Osvaldo Verri – “Viaggiare è uno stato dell’anima”

Osvaldo Verri, autore del libro “Il viaggio, on the road da Milano all’Himalaya”, racconta le emozioni e le riflessioni del suo viaggio solitario in moto. Un’esperienza alla ricerca dei grandi interrogativi della vita tra indovini e nuove conoscenze.

Un viaggio in moto in solitaria a sessant’anni, da Milano all’Himalaya. Potrebbe riassumerlo in tre parole per dire cos’è stato per lei?

“In tre parole direi: rocambolesco, tormentato e liberatorio. Potrei usarne molte di più ma queste sono le più significative.”

La spinta per questo viaggio è stata la malattia di una sua cara amica. Pensa che lo avrebbe fatto lo stesso se le circostanze fossero state diverse?

“Sì, penso che lo avrei fatto comunque. Quella è stata la spinta per cercare di capire che significato avesse questa cosa. Io non riesco razionalmente a dare un senso ad una morte prematura. Lo avrei fatto lo stesso, magari con meno ardore di partire. Sono partito così, senza cartine, senza nulla e con la moto vecchia.”

Trovo molto interessante che la malattia o la morte abbiano ispirato questo viaggio che è soprattutto un inno alla vita oltre che alla riflessione. C’è stato un momento in cui ha pensato: “Vorrei che la mia amica fosse qui”?

“Sì, man mano che mi avvicinavo a posti dove eravamo stati insieme quel desiderio diventava più forte ma di fatto lo ho condiviso con lei perché i miei pensieri erano sempre rivolti a lei. Soprattutto perché in Oriente è molto forte questo culto della morte come rinascita, ci sono tanti spunti di riflessione filosofici o spirituali. Quando mi ci imbattevo, io ero con lei. Tutto il viaggio è una ricerca di vita, mi sono domandato molto il senso delle cose.”

Protagoniste costanti del libro sono le indovine. La conoscenza del futuro sembra interessarla e preoccuparla allo stesso tempo: perché tanto interesse verso l’ignoto?

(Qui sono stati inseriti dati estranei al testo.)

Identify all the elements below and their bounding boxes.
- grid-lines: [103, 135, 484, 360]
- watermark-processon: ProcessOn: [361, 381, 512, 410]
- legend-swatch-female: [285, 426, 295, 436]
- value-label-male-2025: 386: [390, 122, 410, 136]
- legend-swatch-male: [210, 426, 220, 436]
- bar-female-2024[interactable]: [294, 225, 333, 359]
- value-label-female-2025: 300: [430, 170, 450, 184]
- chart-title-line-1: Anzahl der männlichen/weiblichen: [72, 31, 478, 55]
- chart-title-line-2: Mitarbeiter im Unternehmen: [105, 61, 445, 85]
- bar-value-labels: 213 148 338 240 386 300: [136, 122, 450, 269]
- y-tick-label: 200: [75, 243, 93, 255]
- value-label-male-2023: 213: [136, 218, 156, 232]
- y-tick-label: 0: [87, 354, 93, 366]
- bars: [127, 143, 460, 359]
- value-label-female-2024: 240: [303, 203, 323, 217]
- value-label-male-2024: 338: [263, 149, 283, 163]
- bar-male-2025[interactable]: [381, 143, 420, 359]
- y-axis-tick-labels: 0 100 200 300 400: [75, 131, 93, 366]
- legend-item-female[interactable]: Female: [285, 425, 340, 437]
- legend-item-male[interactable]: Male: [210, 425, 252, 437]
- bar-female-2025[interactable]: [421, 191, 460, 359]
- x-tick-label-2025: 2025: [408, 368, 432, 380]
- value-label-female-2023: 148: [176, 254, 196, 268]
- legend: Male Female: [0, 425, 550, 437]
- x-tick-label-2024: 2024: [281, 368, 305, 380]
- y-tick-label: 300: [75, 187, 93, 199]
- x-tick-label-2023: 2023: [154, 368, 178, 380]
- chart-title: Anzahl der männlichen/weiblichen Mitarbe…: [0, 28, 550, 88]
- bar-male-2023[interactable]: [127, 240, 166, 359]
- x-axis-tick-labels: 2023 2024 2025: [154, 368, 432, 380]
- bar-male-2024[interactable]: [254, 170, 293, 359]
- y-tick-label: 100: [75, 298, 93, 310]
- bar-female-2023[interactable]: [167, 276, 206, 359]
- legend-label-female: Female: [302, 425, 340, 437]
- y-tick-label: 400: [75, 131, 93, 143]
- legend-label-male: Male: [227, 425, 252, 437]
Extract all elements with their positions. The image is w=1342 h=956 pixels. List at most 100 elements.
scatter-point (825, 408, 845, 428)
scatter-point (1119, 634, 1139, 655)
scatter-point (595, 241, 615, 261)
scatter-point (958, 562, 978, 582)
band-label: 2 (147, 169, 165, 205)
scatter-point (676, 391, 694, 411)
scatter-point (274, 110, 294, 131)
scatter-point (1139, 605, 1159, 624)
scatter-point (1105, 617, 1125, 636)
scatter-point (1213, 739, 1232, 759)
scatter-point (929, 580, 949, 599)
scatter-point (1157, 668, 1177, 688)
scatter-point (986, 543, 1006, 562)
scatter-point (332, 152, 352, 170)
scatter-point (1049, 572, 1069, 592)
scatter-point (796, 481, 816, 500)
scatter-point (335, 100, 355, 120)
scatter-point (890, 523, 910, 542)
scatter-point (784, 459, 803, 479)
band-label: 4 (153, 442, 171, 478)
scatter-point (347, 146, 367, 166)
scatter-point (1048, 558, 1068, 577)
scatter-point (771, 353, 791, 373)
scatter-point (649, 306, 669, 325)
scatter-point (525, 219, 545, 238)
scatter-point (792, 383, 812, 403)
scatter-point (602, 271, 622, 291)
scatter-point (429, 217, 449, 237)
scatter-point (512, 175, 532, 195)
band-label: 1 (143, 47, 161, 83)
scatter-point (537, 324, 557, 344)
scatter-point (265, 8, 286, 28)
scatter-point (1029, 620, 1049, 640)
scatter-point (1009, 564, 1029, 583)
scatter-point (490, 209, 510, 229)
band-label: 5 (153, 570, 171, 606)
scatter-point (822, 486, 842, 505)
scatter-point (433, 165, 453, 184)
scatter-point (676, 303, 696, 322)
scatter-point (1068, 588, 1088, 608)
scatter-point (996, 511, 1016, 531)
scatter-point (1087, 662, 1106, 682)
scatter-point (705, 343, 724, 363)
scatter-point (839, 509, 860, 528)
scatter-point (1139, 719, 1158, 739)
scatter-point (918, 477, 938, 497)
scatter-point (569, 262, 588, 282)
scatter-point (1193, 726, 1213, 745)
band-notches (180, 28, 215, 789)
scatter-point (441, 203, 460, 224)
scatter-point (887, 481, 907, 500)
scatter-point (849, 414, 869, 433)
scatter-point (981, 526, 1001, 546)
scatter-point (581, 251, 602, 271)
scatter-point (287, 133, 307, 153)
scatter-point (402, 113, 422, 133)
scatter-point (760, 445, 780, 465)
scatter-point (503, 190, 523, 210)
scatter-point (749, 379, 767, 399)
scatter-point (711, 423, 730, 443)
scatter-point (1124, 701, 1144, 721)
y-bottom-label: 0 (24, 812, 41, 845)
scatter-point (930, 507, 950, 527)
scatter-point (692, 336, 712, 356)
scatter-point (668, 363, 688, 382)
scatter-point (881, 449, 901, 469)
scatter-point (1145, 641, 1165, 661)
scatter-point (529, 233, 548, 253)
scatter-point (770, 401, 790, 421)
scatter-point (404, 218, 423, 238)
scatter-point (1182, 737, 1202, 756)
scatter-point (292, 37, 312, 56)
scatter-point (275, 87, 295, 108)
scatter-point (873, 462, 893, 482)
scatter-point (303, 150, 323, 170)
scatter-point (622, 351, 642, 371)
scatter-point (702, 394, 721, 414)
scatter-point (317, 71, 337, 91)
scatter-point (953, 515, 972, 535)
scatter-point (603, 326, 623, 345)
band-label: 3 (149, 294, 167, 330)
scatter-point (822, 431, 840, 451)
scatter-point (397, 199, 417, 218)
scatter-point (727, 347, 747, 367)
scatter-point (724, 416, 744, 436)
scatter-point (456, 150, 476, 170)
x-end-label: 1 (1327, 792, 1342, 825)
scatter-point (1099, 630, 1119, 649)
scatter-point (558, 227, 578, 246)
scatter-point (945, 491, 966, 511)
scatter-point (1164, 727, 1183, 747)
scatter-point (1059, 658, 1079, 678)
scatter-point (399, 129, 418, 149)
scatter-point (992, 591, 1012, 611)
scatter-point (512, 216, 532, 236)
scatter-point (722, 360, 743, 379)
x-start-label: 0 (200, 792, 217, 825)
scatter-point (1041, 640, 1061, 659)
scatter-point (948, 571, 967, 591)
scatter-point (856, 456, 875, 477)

“Il viaggio l’ho fatto alla ricerca del futuro. Ho chiesto e cercato di conoscerlo attraverso varie figure, per me è stato un po’ un gioco, non credo a quelle cose. Mi hanno risposto tutti in modo più o meno cialtrone a parte alcune che mi han fatto anche riflettere ma la mia domanda principale riguardava il futuro dei miei figli e del pianeta perchè son passato davanti a posti che mi hanno fatto capire che la nostra Terra non gode di grande salute: il lago d’Aral, il Mar Caspio che si ritira fino all’Himalaya dove anche i ghiacciai si stanno sciogliendo. La risposta di tutte queste persone è stata che loro avrebbero potuto darmi risposte sul mio futuro ma non su quello del pianeta perché dipende da noi e dai nostri comportamenti. L’ho trovato un bell’insegnamento.”

Le sarà capitato di rivivere con la mente le tappe di tutto il viaggio. Che emozioni o sensazioni le suscitano quei ricordi?

“Mi suscitano un grande orgoglio per aver capito il senso di molte cose, anche banalmente quello di fare qualcosa invece che aspettare a casa che arrivi una telefonata di lavoro. Ho capito che è l’unica cosa che mi dà un senso: sentire il vento sulla faccia e sentirmi libero e vivo. Ho incontrato molte persone durante il mio viaggio, anche loro viaggiatori solitari, tutte persone fantastiche. Si è instaurato un legame molto forte, ci scriviamo costantemente, sogniamo nuovi itinerari da fare in moto, posti dove incontrarci.”

Quando riparte?

“La voglia di futuro e di ripartire è tanta. Come per i cavalieri erranti di una volta, che erano alla ricerca di qualcosa: il senso è il viaggio stesso, non è arrivare in un posto perché non si arriva mai. Viaggiare è uno stato dell’anima, è quello che trovo interessante.”

Un’ultima domanda: ha più sentito Thomas?

“Sì, ci siamo sentiti. Abbiamo immaginato nuovi giri da fare, è magica la strada. Interagire con persone che stanno facendo quella stessa esperienza è qualcosa di speciale. Ci vuole molto coraggio all’inizio, partire e mollare tutto è difficile soprattutto in questi tempi tra i problemi e i pochi soldi. Avere solo il pensiero di vivere la strada e sentire solo il rumore della moto è molto edificante per l’anima.”